Al cabo de un par de manzanas empieza a apretar el paso pensando en la cena… y un par de manzanas más allá empieza a silbar.

DERRY:
EL ÚLTIMO INTERLUDIO

«En estos tiempos, el océano parece una interminable flota de barcos; difícilmente dejamos de encontrarlos en buen número al levar anclas. Apenas es un cruce —dijo Mr. Micawber jugueteando con sus gafas—. Apenas es un cruce. La distancia es bastante imaginaria».

CHARLES DICKENS, David Copperfield.

4 de junio de 1985

Hace unos veinte minutos Bill me trajo esta libreta; Carole la había encontrado en una de las mesas de la biblioteca y se la entregó al pedirla él. Pensé que el comisario Rademacher podía habérsela llevado, pero al parecer no quiso saber nada de eso.

La tartamudez de Bill está volviendo a desaparecer, pero el pobre ha envejecido cuatro años en los últimos cuatro días. Según me dijo, espera que Audra sea dada de alta en el Hospital Municipal de Derry (donde todavía sigo yo) mañana mismo, sólo para que una ambulancia la lleve al Instituto de Salud Mental de Bangor. Físicamente está bien; tiene sólo algunos cortes y magulladuras que ya están cicatrizando. Pero mentalmente…

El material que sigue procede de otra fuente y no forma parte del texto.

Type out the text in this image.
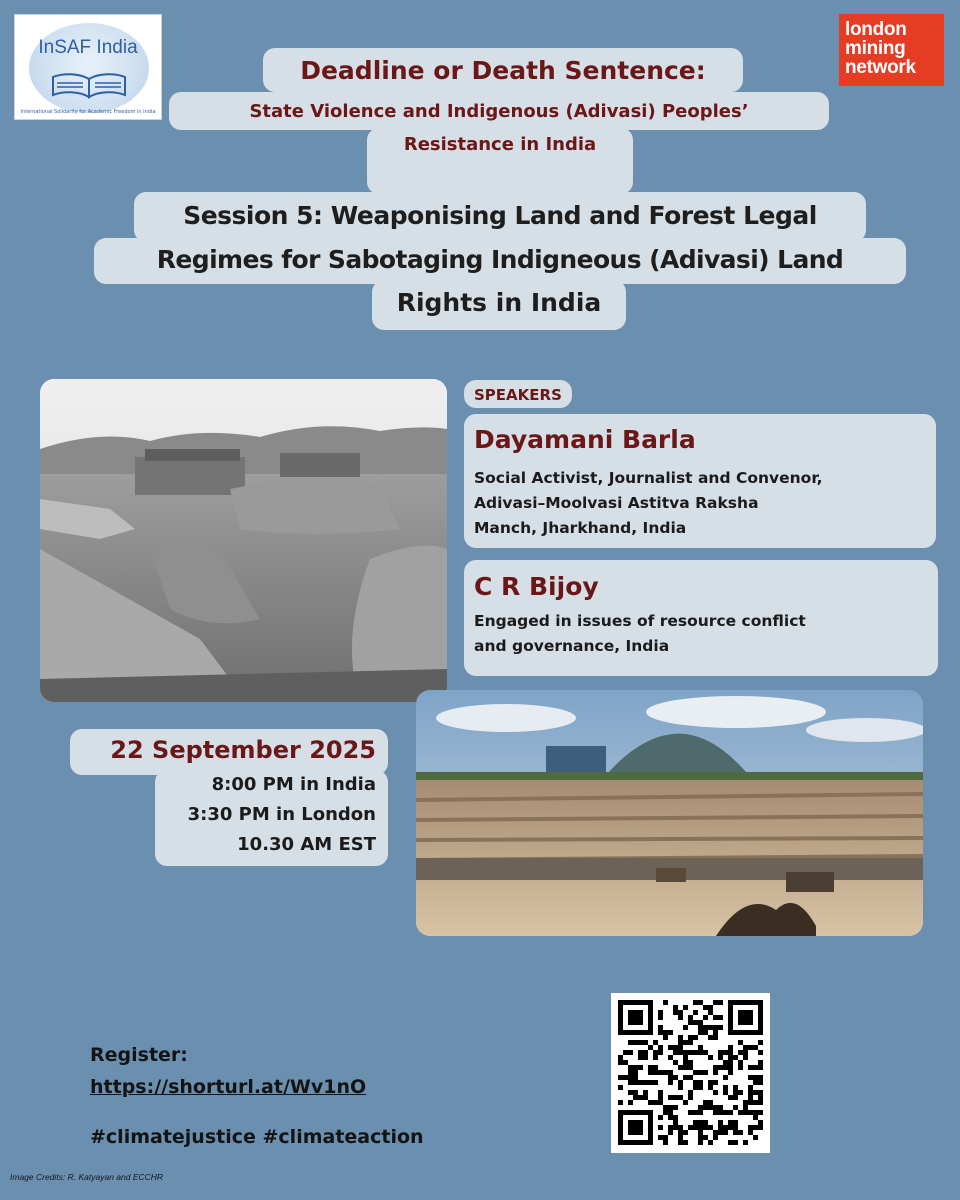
InSAF India
International Solidarity for Academic Freedom in India
london
mining
network
Deadline or Death Sentence:
State Violence and Indigenous (Adivasi) Peoples’
Resistance in India
Session 5: Weaponising Land and Forest Legal
Regimes for Sabotaging Indigneous (Adivasi) Land
Rights in India
SPEAKERS
Dayamani Barla
Social Activist, Journalist and Convenor,
Adivasi–Moolvasi Astitva Raksha
Manch, Jharkhand, India
C R Bijoy
Engaged in issues of resource conflict
and governance, India
22 September 2025
8:00 PM in India
3:30 PM in London
10.30 AM EST
Register:
https://shorturl.at/Wv1nO
#climatejustice #climateaction
Image Credits: R. Katyayan and ECCHR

—Si le levantas la mano la deja suspendida —dijo Bill. Estaba sentado junto a la ventana bebiendo una botella de gaseosa dietética—. La mano se queda suspendida hasta que alguien la vuelve a bajar. Tiene reflejos, pero muy lentos. El electroencefalograma muestra una onda Alfa severamente deprimida. Está c-c-catatónica, Mike.

—Tengo una idea… —dije—. Tal vez no sea muy buena.

—Dila.

—Yo pasaré otra semana aquí. En vez de enviar a Audra a Bangor, ¿por qué no te la llevas a mi casa, Bill? —propuse—. Pasa la semana con ella. Háblale, aunque no te responda. ¿Sigue igual?

—Sí —dijo Bill con tristeza.

—¿Y puedes…? Es decir ¿te animarías a…?

—¿A cuidarla? —Sonrió. Fue una sonrisa tan dolorosa que aparté la vista por un instante. Así sonrió mi padre el día en que me contó lo de Butch Bowers y los pollos—. Sí, creo que podría hacer ese trabajo.